I’ve amassed weeks worth of pains and suffering. Headaches, stomach issues, gray depressed days, all days that are lost to me in trying to ‘recover’ a sense of balance and perspective. At the same time, I’ve had some of the most marvelous days anyone could ask for. Incredible days of making love when I imagined that this special connection could last forever. Other days when the sun shone so brightly I felt I had received it in my soul and never again would I feel cold.
But, through all of this, I have always had a sense of the end. Some people, like me, get this gift quite young. Maybe it was because my favorite person in the world, as a boy, my mother’s friend and our special ‘aunt’, died of kidney failure or cancer. Who knows. Whatever it was, it meant visiting her in the hospital on some early version of dialysis. We got to watch her waste away and though I don’t remember being sad, I do remember being completely aware of what was happening. She wasn’t going ‘on a trip’. She was dying and what that meant, exactly, had some serious repercussions for me as well.

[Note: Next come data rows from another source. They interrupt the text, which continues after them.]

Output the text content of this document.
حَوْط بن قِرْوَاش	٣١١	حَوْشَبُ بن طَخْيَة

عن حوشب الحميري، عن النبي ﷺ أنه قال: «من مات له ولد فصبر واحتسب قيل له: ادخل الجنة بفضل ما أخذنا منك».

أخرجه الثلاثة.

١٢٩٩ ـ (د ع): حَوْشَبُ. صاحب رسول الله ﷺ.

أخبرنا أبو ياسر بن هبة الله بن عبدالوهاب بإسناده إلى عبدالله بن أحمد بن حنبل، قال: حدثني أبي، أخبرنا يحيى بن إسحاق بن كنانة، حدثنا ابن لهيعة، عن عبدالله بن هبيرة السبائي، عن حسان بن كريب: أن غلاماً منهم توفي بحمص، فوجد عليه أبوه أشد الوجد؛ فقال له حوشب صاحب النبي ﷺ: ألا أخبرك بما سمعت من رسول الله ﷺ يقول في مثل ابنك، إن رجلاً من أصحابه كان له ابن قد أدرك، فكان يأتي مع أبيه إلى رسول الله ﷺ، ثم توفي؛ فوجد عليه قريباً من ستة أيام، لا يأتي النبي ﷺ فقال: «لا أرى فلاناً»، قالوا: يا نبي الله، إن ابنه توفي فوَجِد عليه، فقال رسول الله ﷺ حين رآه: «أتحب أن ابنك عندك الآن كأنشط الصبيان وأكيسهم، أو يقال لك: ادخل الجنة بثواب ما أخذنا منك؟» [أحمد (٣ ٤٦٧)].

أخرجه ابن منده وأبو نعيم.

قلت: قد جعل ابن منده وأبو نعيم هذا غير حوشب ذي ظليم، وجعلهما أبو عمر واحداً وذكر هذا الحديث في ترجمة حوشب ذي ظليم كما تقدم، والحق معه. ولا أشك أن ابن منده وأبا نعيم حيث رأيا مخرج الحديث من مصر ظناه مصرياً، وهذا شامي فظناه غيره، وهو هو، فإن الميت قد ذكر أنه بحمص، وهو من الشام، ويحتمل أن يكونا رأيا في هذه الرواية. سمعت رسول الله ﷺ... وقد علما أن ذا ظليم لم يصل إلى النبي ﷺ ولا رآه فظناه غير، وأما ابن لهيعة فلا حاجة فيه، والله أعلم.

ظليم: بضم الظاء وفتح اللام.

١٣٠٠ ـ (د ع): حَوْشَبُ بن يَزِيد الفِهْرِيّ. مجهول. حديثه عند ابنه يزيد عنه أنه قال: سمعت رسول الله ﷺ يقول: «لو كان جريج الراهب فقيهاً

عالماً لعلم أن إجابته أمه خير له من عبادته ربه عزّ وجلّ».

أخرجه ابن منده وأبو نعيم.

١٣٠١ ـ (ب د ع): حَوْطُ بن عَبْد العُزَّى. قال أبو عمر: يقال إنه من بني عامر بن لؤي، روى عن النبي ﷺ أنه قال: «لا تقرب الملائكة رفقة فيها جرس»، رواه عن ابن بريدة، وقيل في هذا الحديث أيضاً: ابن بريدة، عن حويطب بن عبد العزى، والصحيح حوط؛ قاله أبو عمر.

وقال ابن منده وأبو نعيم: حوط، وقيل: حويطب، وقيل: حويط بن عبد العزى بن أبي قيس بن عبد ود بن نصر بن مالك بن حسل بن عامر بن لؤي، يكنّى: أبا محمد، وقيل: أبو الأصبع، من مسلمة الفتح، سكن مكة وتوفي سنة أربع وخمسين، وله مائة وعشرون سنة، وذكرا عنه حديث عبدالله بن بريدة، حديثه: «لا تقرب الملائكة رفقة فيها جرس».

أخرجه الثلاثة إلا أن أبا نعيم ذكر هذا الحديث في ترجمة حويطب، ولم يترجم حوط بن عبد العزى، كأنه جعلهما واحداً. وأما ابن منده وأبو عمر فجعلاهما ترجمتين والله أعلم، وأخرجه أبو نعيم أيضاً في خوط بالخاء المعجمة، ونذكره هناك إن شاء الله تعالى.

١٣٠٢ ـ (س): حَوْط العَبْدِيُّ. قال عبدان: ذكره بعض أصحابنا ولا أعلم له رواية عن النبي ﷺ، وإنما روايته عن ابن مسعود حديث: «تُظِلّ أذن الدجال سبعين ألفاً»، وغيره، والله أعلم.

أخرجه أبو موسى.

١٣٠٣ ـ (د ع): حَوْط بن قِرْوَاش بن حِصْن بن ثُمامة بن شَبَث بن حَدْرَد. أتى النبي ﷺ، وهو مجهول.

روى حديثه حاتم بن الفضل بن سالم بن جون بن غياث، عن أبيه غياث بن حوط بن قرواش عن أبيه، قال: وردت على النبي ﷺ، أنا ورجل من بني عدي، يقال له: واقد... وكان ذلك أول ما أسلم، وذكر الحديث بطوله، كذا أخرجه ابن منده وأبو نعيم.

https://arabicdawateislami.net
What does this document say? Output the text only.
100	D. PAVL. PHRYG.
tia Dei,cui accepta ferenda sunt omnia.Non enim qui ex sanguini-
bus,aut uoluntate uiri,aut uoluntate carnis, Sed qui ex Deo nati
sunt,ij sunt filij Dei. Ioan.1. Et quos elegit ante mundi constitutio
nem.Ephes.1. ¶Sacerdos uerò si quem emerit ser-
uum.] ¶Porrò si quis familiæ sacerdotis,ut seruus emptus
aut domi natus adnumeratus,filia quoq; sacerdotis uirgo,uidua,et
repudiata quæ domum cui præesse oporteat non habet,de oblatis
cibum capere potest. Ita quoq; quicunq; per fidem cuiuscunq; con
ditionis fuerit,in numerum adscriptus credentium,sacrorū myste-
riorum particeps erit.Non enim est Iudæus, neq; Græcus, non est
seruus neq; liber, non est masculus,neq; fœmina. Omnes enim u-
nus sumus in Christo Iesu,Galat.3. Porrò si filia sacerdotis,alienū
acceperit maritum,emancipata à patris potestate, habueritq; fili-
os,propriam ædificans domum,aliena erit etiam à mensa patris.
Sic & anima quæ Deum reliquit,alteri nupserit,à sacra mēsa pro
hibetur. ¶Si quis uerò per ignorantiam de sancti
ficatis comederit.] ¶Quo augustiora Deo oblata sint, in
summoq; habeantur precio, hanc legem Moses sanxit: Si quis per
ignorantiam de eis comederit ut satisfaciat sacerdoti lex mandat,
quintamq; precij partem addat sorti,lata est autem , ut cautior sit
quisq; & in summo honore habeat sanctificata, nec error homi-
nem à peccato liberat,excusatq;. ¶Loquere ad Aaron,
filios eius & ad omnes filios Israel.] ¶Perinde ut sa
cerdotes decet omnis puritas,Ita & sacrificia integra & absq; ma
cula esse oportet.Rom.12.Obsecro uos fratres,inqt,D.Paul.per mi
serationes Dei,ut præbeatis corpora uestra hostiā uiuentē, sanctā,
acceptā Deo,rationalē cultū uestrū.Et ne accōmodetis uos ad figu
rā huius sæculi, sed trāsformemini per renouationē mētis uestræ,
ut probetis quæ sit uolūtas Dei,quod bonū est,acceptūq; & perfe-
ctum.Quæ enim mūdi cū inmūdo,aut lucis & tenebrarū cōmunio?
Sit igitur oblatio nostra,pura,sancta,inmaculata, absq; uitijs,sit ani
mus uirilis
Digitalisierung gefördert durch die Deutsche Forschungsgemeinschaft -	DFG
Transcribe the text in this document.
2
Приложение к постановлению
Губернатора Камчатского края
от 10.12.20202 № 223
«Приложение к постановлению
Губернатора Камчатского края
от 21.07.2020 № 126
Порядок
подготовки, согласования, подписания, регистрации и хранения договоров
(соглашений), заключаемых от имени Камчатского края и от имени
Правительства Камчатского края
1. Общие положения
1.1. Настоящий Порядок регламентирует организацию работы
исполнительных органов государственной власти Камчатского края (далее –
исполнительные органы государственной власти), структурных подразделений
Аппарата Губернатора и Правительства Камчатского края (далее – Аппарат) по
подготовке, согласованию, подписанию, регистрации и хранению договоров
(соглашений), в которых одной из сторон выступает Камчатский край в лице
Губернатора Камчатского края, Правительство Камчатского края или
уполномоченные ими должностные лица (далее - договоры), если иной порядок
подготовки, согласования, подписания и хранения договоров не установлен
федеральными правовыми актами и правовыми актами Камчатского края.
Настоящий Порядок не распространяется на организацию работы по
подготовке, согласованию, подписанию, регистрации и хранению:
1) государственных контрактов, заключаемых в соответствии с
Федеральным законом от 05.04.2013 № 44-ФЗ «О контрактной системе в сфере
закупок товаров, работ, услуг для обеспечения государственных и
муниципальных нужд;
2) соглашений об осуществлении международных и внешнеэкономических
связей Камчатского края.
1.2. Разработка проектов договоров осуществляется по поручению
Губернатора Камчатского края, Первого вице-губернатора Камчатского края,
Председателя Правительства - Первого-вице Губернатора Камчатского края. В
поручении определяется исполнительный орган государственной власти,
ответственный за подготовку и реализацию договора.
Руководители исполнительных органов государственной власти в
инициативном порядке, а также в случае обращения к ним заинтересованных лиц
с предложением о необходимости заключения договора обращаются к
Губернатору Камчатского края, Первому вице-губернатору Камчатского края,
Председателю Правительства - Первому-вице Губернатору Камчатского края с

So what talk about this? Because as an artist and a meditator, it’s my responsibility to stare bravely at this place and find someway to wrap my hands around it, embrace it like a new born, and prepare for it in as normal a way as possible. I mean, it’s completely normal, right? Death and taxes, remember? There’s nothing wrong or unheard of or even extraordinary about dying.
At times, in moment of clarity, I can see just how quotidian it really is. It’s like breathing, in, out, in, out. I’m astounded by how much fear it engenders and how much I don’t want that fear. I believe there is a place and a manner through which we can just accept it and then really live life, no tremors, no concerns.
I have always wondered how, as an artist, I might bring this perspective into my work. I have, in fact, touched on this many times in my work. The work is always autobiographical and as such captures that ‘darkness’ that I carry.
A good friend said to me recently, after viewing some recent work, that he was struck how much of my work has a dark edge to it, a darkness that is at times only a glimmer. Nonetheless, it is there and perceptible. That darkness is something that came with the territory and so very often not what people want to see. Yet, there is an incredible beauty in it that all the paintings of sun and glory can’t quite capture.
So most days, I think about what I’m supposed to do and I dream about what I’d like to do and underneath it all is some inner voice that’s making lunch for the long journey ahead.